Sympy: Drop terms without a specific variable

Question

I'm trying to compute some (a lot) of multivariate conditional densities (i.e., the multiplication of several multivariate probability density functions). I'm able to set up and expand the matrices properly but now would like to drop terms that, for example in the equation (and code) below, don't contain wg. With help from the posted answer, I was able to develop a hacky solution; improvements are welcome.

UPDATE: MWE

import sympy as sym
from IPython.display import display as disp
N  = 211
wg = sym.MatrixSymbol('w_g', N, 1)
wg_n = sym.MatrixSymbol('w_gn', N, 1)
Z_wg = sym.MatrixSymbol('Z_wg', N, N)

# pdf wg
pdf_wg = ((wg - wg_n).T * Z_wg.I * (wg - wg_n))
pdf_full = sym.expand(pdf_wg)
# pdf_full.collect(wg) # NotImplementedError: noncommutative scalars in MatMul are not supported.


# print (wg in pdf_full.atoms()) # False

# this gives what I want
terms = pdf_full.as_terms()[0]
for term in terms:
    if 'w_g,' in str(term[0].atoms()):
        disp (term[0])

UPDATE 2: More Complex MWE

Here I'm trying to grab just the terms with b in them.

import sympy as sym
from IPython.display import display as disp, Math

mu   = sym.symbols('mu')               # mean non GIA SSH trend
N    = 211
vec1 = sym.MatrixSymbol('1', N, 1)
u    = sym.MatrixSymbol('u', N, 1)     
Pi   = sym.MatrixSymbol('Pi', N, N)    
b    = sym.MatrixSymbol('b', N, 1)

wg = sym.MatrixSymbol('w_g', N, 1)     
wm = sym.MatrixSymbol('w_m', N, 1)     
bhat = mu*vec1 + wg + wm + u # convenience

pdf  = sym.expand((b - bhat).T * Pi.I * (b-bhat))
terms      = pdf.as_terms()[0]
good_terms = [] 
for term in terms:
    if b.args[0] in term[0].atoms():
        good_terms.append(term[0])

print ('Good terms:'); disp(sym.Add(*good_terms))

UPDATE 4: Solved For more complex expressions adding doit() to the expand will prevent a bunch of extra loops (e.g.):

pdf  = sym.expand((b - bhat).T * Pi.I * (b-bhat)).doit()

More information can be found in the comments to the various answers.

Thanks!

Answer 1

You can get the terms not containing wg like:

In [53]: pdf_full.subs(wg, ZeroMatrix(N, 1)).doit()
Out[53]: 
    T     -1     
w_gn ⋅Z_wg  ⋅w_gn

Then you can subtract those from pdf_full:

In [54]: pdf_full - pdf_full.subs(wg, ZeroMatrix(N, 1)).doit()
Out[54]: 
   T     -1         T     -1           T     -1    
w_g ⋅Z_wg  ⋅w_g -w_g ⋅Z_wg  ⋅w_gn -w_gn ⋅Z_wg  ⋅w_g

Answer 2

You could extract the atoms of the expression and test whether the variable is among them:

from sympy import symbols

a, b, mug = symbols('a b mu_g')
expr1 = a * b + a * mug
expr2 = a * b
for expr in [expr1, expr2]:
    if mug in expr.atoms():
        print(expr, 'contains', mug)
    else:
        print(expr, 'does not contain', mug)

PS: An update for your new question.
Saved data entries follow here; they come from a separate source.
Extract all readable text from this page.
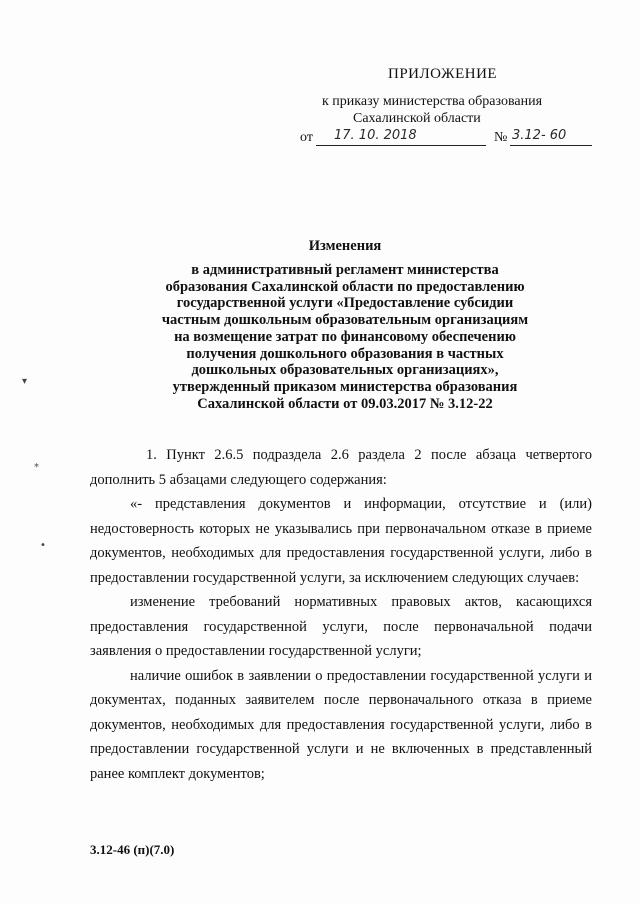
ПРИЛОЖЕНИЕ
к приказу министерства образования
Сахалинской области
от	17. 10. 2018	№ 3.12- 60
Изменения
в административный регламент министерства
образования Сахалинской области по предоставлению
государственной услуги «Предоставление субсидии
частным дошкольным образовательным организациям
на возмещение затрат по финансовому обеспечению
получения дошкольного образования в частных
дошкольных образовательных организациях»,
утвержденный приказом министерства образования
Сахалинской области от 09.03.2017 № 3.12-22

1. Пункт 2.6.5 подраздела 2.6 раздела 2 после абзаца четвертого дополнить 5 абзацами следующего содержания:

«- представления документов и информации, отсутствие и (или) недостоверность которых не указывались при первоначальном отказе в приеме документов, необходимых для предоставления государственной услуги, либо в предоставлении государственной услуги, за исключением следующих случаев:

изменение требований нормативных правовых актов, касающихся предоставления государственной услуги, после первоначальной подачи заявления о предоставлении государственной услуги;

наличие ошибок в заявлении о предоставлении государственной услуги и документах, поданных заявителем после первоначального отказа в приеме документов, необходимых для предоставления государственной услуги, либо в предоставлении государственной услуги и не включенных в представленный ранее комплект документов;

3.12-46 (п)(7.0)
▾
*
•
For a MatrixSymbol the symbol is stored as wg.args[0] (args[1] and args[2] are the dimensions):

import sympy as sym

N  = 211
wg = sym.MatrixSymbol('w_g', N, 1)
wg_n = sym.MatrixSymbol('w_gn', N, 1)
Z_wg = sym.MatrixSymbol('Z_wg', N, N)

pdf_wg = ((wg - wg_n).T * Z_wg.I * (wg - wg_n))
pdf_full = sym.expand(pdf_wg)

print (wg.args[0] in pdf_full.atoms()) # True

Note that the hacky solution is the question could go wrong when w_g would be the last item or another name would end in the same string.